Written by Jeff Mount

Monday,  June 22, 2020

Portfolio managers are often asked, “What’s your alpha?” The average investor might not be aware of what this phrase means, but it is asking “What makes you better than other portfolio managers?”

The traditional definition of “alpha” in the investing world refers to “risk adjusted return.” A higher number indicates more return received for the risk the investor took. A negative number indicates the investor took on more risk than they should have, given the paltry return received.

Many financial advisers also discuss “beta.” Beta is a measurement of an investment’s sensitivity to the broad benchmark (like the S&P 500). A beta of “1.00” indicates the investment’s value should move in lockstep with the benchmark. A beta that is lower indicates it is less sensitive to market movements and a beta that is higher than 1.00 indicates that the investment could move to a greater degree in the same direction than the benchmark.

These Greek letters are designed to help an investor make wise investment decisions. However, what is never asked of a financial adviser (and should certainly be asked) is “What is your theta?” Translation: “What value does your financial planning deliver at the beginning of our working relationship, during the critical points of my financial life, and during the funding of my legacy upon my death?”

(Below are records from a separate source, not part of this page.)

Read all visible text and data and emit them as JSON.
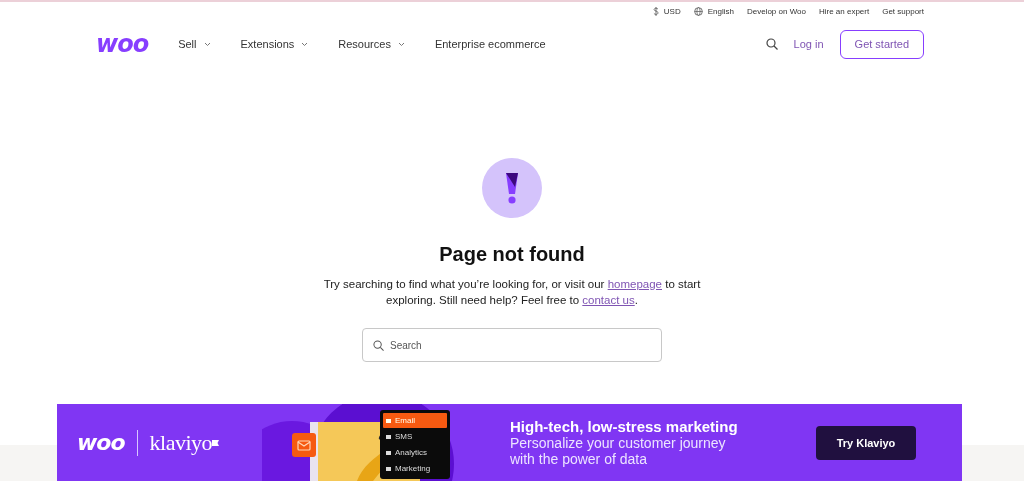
{
  "utility_bar": {
    "items": [
      {
        "kind": "currency",
        "label": "USD"
      },
      {
        "kind": "language",
        "label": "English"
      },
      {
        "kind": "link",
        "label": "Develop on Woo"
      },
      {
        "kind": "link",
        "label": "Hire an expert"
      },
      {
        "kind": "link",
        "label": "Get support"
      }
    ]
  },
  "nav": {
    "logo": "woo",
    "items": [
      {
        "label": "Sell",
        "has_menu": true
      },
      {
        "label": "Extensions",
        "has_menu": true
      },
      {
        "label": "Resources",
        "has_menu": true
      },
      {
        "label": "Enterprise ecommerce",
        "has_menu": false
      }
    ],
    "login": "Log in",
    "cta": "Get started"
  },
  "error": {
    "title": "Page not found",
    "message": [
      {
        "kind": "text",
        "text": "Try searching to find what you’re looking for, or visit our "
      },
      {
        "kind": "link",
        "text": "homepage"
      },
      {
        "kind": "text",
        "text": " to start exploring. Still need help? Feel free to "
      },
      {
        "kind": "link",
        "text": "contact us"
      },
      {
        "kind": "text",
        "text": "."
      }
    ]
  },
  "search": {
    "placeholder": "Search"
  },
  "banner": {
    "logos": [
      "woo",
      "klaviyo"
    ],
    "menu": [
      {
        "label": "Email",
        "selected": true
      },
      {
        "label": "SMS",
        "selected": false
      },
      {
        "label": "Analytics",
        "selected": false
      },
      {
        "label": "Marketing",
        "selected": false
      }
    ],
    "headline": "High-tech, low-stress marketing",
    "subline": "Personalize your customer journey\nwith the power of data",
    "button": "Try Klaviyo"
  }
}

WHY? Did you know that most financial advisers outsource at least some of the investment management, and some outsource all of it?!

Even if the adviser does do all of the management of the stocks and bonds, it is still fair to ask, “What is your theta?”

Although there are a lot of investors who don’t work with a financial adviser, they should consider how much clearer their financial future could be with assistance of one.

Financial planning is one of the most important functions between a financial adviser and the investor. It humanizes the importance of investment allocations, insurance policy recommendations, discussions around tax consequences, legacy planning, and overall risk management.

However, the financial services industry has become lazy.

Easy access to subscription based financial planning software programs allows financial advisers to engage in a conversation with prospective investors that is nothing more than input/output data collection of a canned, boilerplate financial plan.

These plans often run between 50 and 300 pages. However, the adviser usually spends time reviewing only about 5-7 pages. What is the reason for this? The other pages represent someone else’s idea of a financial plan!

The 5-7 pages that are reviewed are the calculations of the Present Value/Future Value figures that will help set the “goal posts.” This data is delivered through a combination of boring spreadsheets and old-school bar graphs that allow the viewer to follow the cash flow, but it leaves them confused over the strategic discussion moving forward.

Generally, the consequence of this confusion is mistrust. The investor doesn’t completely understand why certain recommendations are being made, which then prompts the question, “Is this person acting in my best interest or their own?” Input/output methods should be reserved for calculators but cannot be the method of real financial planning.